Week 9 - Views & Custom Functions

This week we'll cover creating views and custom functions in MySQL

Saving (things that aren't data) in the database

For the next few weeks, we'll be looking at four things that you can save to your database that aren't tables, or rows or columns or data values.

Instead, they are custom tools for (ideally) making your database safer, simpler and easier to use.

This week we're looking at views & custom functions.

Views are essentially saved results tables that you can query.

Custom functions are just like the built-in scalar functions, like LOWER(), SUBSTR(), or ROUND(), except we get to define how the data is processed!

Next week, we'll look at triggers.

Triggers are things that automatically happen before or after data is changed in a table.

The week after, we'll look at stored procedures, which are programmed subroutines - real procedural programming!

Stored procedures are saved "scripts" that can run DML commands (CREATE, INSERT, UPDATE, DELETE, etc.) based on logic we create.

Views

What is a view?

Views are "virtual tables" - a saved query that returns a results table, which can then be used as if it were an existing table in the database.

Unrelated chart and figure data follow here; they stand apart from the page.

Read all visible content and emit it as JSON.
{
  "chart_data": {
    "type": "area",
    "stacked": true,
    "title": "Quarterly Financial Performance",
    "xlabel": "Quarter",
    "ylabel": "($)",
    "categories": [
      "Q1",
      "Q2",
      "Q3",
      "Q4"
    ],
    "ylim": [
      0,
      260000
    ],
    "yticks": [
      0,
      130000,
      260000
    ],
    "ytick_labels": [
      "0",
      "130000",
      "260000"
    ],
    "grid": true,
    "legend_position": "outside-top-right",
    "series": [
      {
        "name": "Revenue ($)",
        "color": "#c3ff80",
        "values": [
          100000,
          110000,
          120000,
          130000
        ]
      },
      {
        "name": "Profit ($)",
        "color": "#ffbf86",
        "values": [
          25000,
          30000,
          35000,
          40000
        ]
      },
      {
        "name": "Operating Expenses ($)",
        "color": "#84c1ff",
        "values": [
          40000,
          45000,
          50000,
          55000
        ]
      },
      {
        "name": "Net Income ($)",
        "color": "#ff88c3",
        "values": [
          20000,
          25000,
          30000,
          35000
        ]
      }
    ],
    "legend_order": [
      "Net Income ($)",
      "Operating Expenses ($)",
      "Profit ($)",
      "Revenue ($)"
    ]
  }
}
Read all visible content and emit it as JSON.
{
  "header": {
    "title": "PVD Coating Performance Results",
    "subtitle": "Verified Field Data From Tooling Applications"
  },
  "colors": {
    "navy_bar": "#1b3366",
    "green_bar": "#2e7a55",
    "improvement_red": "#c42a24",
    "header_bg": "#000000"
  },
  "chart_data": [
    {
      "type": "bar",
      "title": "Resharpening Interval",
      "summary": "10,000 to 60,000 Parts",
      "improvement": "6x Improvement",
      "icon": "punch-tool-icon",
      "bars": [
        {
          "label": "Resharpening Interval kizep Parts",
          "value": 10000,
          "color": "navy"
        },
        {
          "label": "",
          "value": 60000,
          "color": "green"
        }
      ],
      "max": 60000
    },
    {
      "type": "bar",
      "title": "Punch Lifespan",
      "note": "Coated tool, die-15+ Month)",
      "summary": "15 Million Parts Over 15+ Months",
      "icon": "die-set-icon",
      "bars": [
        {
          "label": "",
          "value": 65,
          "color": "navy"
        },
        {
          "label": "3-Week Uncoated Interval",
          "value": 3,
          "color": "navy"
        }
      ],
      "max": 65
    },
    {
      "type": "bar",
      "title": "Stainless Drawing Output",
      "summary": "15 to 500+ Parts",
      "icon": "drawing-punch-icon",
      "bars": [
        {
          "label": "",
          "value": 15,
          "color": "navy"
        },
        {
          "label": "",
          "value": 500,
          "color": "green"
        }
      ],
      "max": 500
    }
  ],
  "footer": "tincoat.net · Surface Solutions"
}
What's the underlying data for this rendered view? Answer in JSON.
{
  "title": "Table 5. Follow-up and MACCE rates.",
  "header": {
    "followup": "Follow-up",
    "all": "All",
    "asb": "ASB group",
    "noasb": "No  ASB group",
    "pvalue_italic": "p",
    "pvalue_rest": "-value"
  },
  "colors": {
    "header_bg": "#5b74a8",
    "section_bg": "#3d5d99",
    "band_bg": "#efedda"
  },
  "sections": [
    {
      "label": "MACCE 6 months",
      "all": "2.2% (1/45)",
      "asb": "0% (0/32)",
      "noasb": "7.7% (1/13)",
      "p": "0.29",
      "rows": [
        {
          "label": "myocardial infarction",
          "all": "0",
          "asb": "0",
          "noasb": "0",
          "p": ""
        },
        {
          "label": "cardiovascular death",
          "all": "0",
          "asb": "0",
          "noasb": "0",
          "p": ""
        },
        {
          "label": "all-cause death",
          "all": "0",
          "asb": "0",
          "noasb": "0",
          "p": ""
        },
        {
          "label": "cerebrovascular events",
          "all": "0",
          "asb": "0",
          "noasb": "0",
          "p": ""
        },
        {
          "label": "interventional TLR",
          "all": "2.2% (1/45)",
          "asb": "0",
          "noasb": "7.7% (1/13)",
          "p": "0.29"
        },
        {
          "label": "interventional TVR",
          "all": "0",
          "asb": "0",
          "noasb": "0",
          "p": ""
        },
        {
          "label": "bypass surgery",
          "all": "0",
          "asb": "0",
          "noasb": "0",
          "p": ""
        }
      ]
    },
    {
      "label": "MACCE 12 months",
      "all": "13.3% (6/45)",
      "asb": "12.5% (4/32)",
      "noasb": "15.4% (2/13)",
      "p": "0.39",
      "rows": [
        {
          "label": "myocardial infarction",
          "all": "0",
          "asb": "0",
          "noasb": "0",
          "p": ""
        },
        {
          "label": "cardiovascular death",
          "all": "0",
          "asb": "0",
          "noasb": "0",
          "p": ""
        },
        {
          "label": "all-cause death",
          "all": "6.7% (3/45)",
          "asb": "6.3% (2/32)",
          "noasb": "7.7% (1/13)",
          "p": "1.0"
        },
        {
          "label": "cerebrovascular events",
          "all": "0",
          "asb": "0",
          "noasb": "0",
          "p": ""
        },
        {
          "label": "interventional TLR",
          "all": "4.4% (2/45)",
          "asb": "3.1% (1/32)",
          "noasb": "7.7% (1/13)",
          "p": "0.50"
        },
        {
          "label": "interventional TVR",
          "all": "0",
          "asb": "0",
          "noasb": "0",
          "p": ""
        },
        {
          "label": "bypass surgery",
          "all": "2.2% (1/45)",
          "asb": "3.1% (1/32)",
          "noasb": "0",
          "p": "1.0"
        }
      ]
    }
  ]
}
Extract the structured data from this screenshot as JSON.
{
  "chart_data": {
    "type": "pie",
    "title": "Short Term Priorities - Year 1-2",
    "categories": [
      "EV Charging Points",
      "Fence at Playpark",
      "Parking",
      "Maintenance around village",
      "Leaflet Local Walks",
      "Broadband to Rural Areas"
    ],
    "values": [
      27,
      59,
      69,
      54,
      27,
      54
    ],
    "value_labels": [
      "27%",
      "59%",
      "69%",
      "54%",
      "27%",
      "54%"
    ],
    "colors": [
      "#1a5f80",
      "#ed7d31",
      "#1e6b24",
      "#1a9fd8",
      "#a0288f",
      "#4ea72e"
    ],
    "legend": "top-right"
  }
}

You've probably noticed at this point that good database design requires splitting your data up into numerous tables, often requiring joins on three or more tables at a time. If you were required to write out these complex joins over and over again, that would be a lot of work!

That's where views come in - write your query once, and save it. Now you can not only easily fetch that data, but you can query the results table as if it were an existing database table.

Creating a VIEW

The syntax for creating a view is very simple:

CREATE VIEW {viewName} AS {query}

Let's create a view in our library table:

CREATE VIEW americanAuthors AS
SELECT * FROM authors
WHERE country IN ('USA', 'U.S.');

Then we can query the view in the same way we'd write a select statement, only using the view in place of a table:

SELECT * FROM americanAuthors
WHERE SUBSTR(first_name,1,1) = 'D';

So this is a new database table, right?

NOPE

A view is not a database table. A view is just a shortcut - a shortcut to running a query and getting back the results table.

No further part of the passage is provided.